Милый Толя, опера и балет имели вчера большой успех. Особенно опера всем очень понравилась. Накануне была репетиция с государем. Он был в восхищении, призывал меня в ложу и наговорил массу сочувственных слов. Постановка того и другого великолепна, а в балете даже слишком великолепна, – глаза устают от этой роскоши. Более подробно я напишу тебе сегодня же или завтра.
К А. И. Чайковскому
Петербург. 10 декабря 1892 года.
<…> Сегодня уже четвертые сутки вся петербургская пресса занимается руготней моих последних детищ, кто во что горазд. Но я к этому вполне равнодушен, ибо не впервой, и я знаю, что в конце концов возьму свое. Меня эта брань, повторяю, не огорчает, но тем не менее я все эти дни находился в отвратительном состоянии духа, как всегда, впрочем, в подобных случаях. Когда долго живешь, поглощенный ожиданием чего-то важного, то после наступления ожидаемого является какая-то апатия, отвращение к труду и ощущение какой-то пустоты и тщеты всех наших стремлений. Но особенно меня огорчило предстоящее путешествие за границу. Мне бы нужно прямо вернуться домой, а я должен был отсюда ехать в Гамбург и Шверин для постановки «Иоланты», оттуда в Брюссель дирижировать концертом, потом в Одессу и, наконец, в Петербург к 23 января, для дирижирования в муз. общ. Кроме свойственного мне в последнее время отвращения к загранице, я еще особенно страдал от мысли, что опять придется переживать авторское волнение с «Иолантой». Страдания эти довели меня до полного отчаяния, но вдруг я сообразил, что, в сущности, я вовсе не обязан ехать в Гамбург и Шверин, и что там могут обойтись и без меня. Это меня совершенно успокоило, и теперь план у меня такой: послезавтра, 12-го, выезжаю в Берлин. В Берлине решу – в какое место поеду отдохнуть (вероятнее всего, в Ниццу). Затем 29 декабря (10 января) буду в Брюсселе, оттуда 3-го выеду в Париж дня на 3, потом в Монбельяр к M-elle Fanny, а около 10/22 января уже буду в Одессе, где дирижирую одним или двумя концертами. В конце января буду в Петербурге. Потом уже надолго поселюсь в Клину, но непременно посещу вас в Нижнем постом.
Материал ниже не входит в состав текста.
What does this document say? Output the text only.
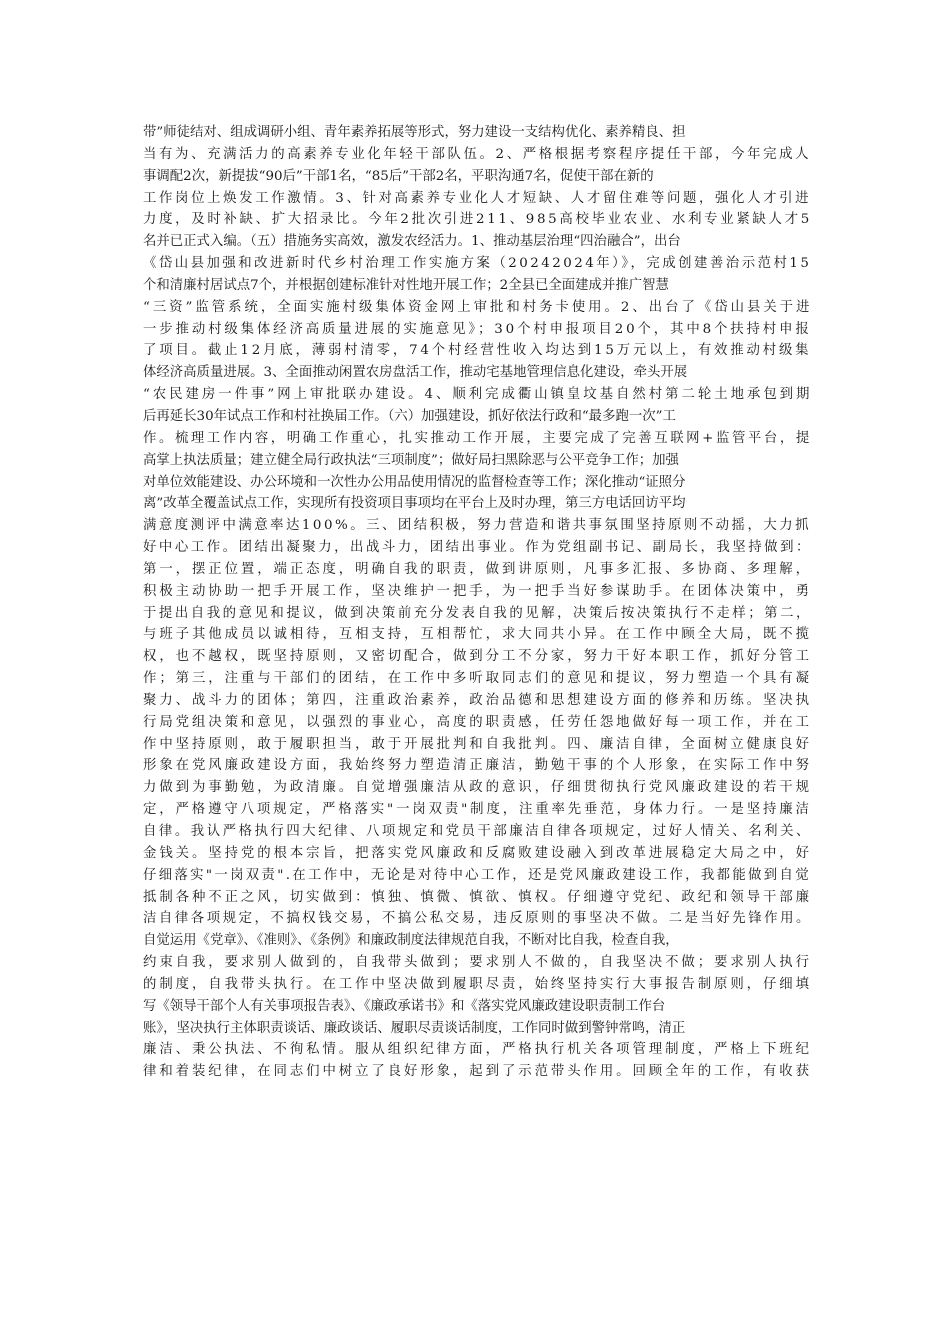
带”师徒结对、组成调研小组、青年素养拓展等形式，努力建设一支结构优化、素养精良、担
当有为、充满活力的高素养专业化年轻干部队伍。2、严格根据考察程序提任干部，今年完成人
事调配2次，新提拔“90后”干部1名，“85后”干部2名，平职沟通7名，促使干部在新的
工作岗位上焕发工作激情。3、针对高素养专业化人才短缺、人才留住难等问题，强化人才引进
力度，及时补缺、扩大招录比。今年2批次引进211、985高校毕业农业、水利专业紧缺人才5
名并已正式入编。（五）措施务实高效，激发农经活力。1、推动基层治理“四治融合”，出台
《岱山县加强和改进新时代乡村治理工作实施方案（20242024年）》，完成创建善治示范村15
个和清廉村居试点7个，并根据创建标准针对性地开展工作；2全县已全面建成并推广智慧
“三资”监管系统，全面实施村级集体资金网上审批和村务卡使用。2、出台了《岱山县关于进
一步推动村级集体经济高质量进展的实施意见》；30个村申报项目20个，其中8个扶持村申报
了项目。截止12月底，薄弱村清零，74个村经营性收入均达到15万元以上，有效推动村级集
体经济高质量进展。3、全面推动闲置农房盘活工作，推动宅基地管理信息化建设，牵头开展
“农民建房一件事”网上审批联办建设。4、顺利完成衢山镇皇坟基自然村第二轮土地承包到期
后再延长30年试点工作和村社换届工作。（六）加强建设，抓好依法行政和“最多跑一次”工
作。梳理工作内容，明确工作重心，扎实推动工作开展，主要完成了完善互联网+监管平台，提
高掌上执法质量；建立健全局行政执法“三项制度”；做好局扫黑除恶与公平竞争工作；加强
对单位效能建设、办公环境和一次性办公用品使用情况的监督检查等工作；深化推动“证照分
离”改革全覆盖试点工作，实现所有投资项目事项均在平台上及时办理，第三方电话回访平均
满意度测评中满意率达100%。三、团结积极，努力营造和谐共事氛围坚持原则不动摇，大力抓
好中心工作。团结出凝聚力，出战斗力，团结出事业。作为党组副书记、副局长，我坚持做到：
第一，摆正位置，端正态度，明确自我的职责，做到讲原则，凡事多汇报、多协商、多理解，
积极主动协助一把手开展工作，坚决维护一把手，为一把手当好参谋助手。在团体决策中，勇
于提出自我的意见和提议，做到决策前充分发表自我的见解，决策后按决策执行不走样；第二，
与班子其他成员以诚相待，互相支持，互相帮忙，求大同共小异。在工作中顾全大局，既不揽
权，也不越权，既坚持原则，又密切配合，做到分工不分家，努力干好本职工作，抓好分管工
作；第三，注重与干部们的团结，在工作中多听取同志们的意见和提议，努力塑造一个具有凝
聚力、战斗力的团体；第四，注重政治素养，政治品德和思想建设方面的修养和历练。坚决执
行局党组决策和意见，以强烈的事业心，高度的职责感，任劳任怨地做好每一项工作，并在工
作中坚持原则，敢于履职担当，敢于开展批判和自我批判。四、廉洁自律，全面树立健康良好
形象在党风廉政建设方面，我始终努力塑造清正廉洁，勤勉干事的个人形象，在实际工作中努
力做到为事勤勉，为政清廉。自觉增强廉洁从政的意识，仔细贯彻执行党风廉政建设的若干规
定，严格遵守八项规定，严格落实"一岗双责"制度，注重率先垂范，身体力行。一是坚持廉洁
自律。我认严格执行四大纪律、八项规定和党员干部廉洁自律各项规定，过好人情关、名利关、
金钱关。坚持党的根本宗旨，把落实党风廉政和反腐败建设融入到改革进展稳定大局之中，好
仔细落实"一岗双责".在工作中，无论是对待中心工作，还是党风廉政建设工作，我都能做到自觉
抵制各种不正之风，切实做到：慎独、慎微、慎欲、慎权。仔细遵守党纪、政纪和领导干部廉
洁自律各项规定，不搞权钱交易，不搞公私交易，违反原则的事坚决不做。二是当好先锋作用。
自觉运用《党章》、《准则》、《条例》和廉政制度法律规范自我，不断对比自我，检查自我，
约束自我，要求别人做到的，自我带头做到；要求别人不做的，自我坚决不做；要求别人执行
的制度，自我带头执行。在工作中坚决做到履职尽责，始终坚持实行大事报告制原则，仔细填
写《领导干部个人有关事项报告表》、《廉政承诺书》和《落实党风廉政建设职责制工作台
账》，坚决执行主体职责谈话、廉政谈话、履职尽责谈话制度，工作同时做到警钟常鸣，清正
廉洁、秉公执法、不徇私情。服从组织纪律方面，严格执行机关各项管理制度，严格上下班纪
律和着装纪律，在同志们中树立了良好形象，起到了示范带头作用。回顾全年的工作，有收获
11 декабря 1892 года из Петербурга Петр Ильич пустился в новое путешествие.
К В. Давыдову
Берлин. 14 декабря 1892 года.
<…> Ничего не может быть хуже, как мой переезд из Петербурга в Эйдкунен. Ехал я в том самом пакостном вагоне, в котором мы ехали с тобой летом. Неудобно, грязно, двери не затворяются, звонок все время звонит и, в довершение всего, испортилась печь, и мы спали при четырех и даже при трех градусах температуры… Мыться тоже нельзя было, ибо трубы испортились и вода в них обратилась в лед. Струве[160] на всех больших станциях делал заявления о нашем ужасном положении. Я так искусно избегал его, что, ехавши рядом, он ни разу меня не видел. В Эйдкунене пересел в превосходный теплый вагон. Остановился в превосходнейшей гостинице. Состояние духа и дорогой, и теперь – самое ужасное; хвалю себя за то, что не поехал в Гамбург и в то же время мучусь, что обманул и огорчил Поллини и шверинского интенданта[161]. Наметил следующий маршрут: завтра выеду в Базель, останусь там день или два и переберусь в Монбельяр, чтобы исполнить, наконец, обещание, данное Фанни. Там останусь сутки и поеду в Париж, где проведу дней пять или шесть, а там уже наступит время ехать в Брюссель.
К В. Давыдову
Берлин. 16 декабря 1892 года.
<…> Я до сих пор сижу в Берлине. У меня не хватает мужества тронуться, благо, торопиться не нужно. Эти дни я предавался важным и чреватым последствиями помышлениям. Просмотрел я внимательно и, так сказать, отнесся объективно к моей симфонии, которую, к счастью, не успел инструментовать и пустить в ход. Впечатление самое для нее нелестное, т. е. симфония написана просто, чтобы что-нибудь написать, – ничего сколько-нибудь интересного и симпатичного в ней нет. Решил выбросить и забыть о ней. Решение это бесповоротно, и прекрасно, что мною принято. Но не следует ли из этого, что я вообще выдохся и иссяк? Вот об этом-то я и думал все эти три дня. Может быть, еще сюжет может вызвать во мне вдохновение, но уже чистой музыки, т. е. камерной и симфонической, писать не следует. Между тем жить без дела, без работы, поглощающей время, помыслы и силы – очень скучно. Что же мне остается делать? Махнуть рукой и забыть о сочинительстве? Очень трудно решиться. И вот я думаю, думаю и не знаю, на чем остановиться. Во всяком случае, невеселые я провел эти три дня. Однако же совершенно здоров. Завтра решил, наконец, уехать в Базель.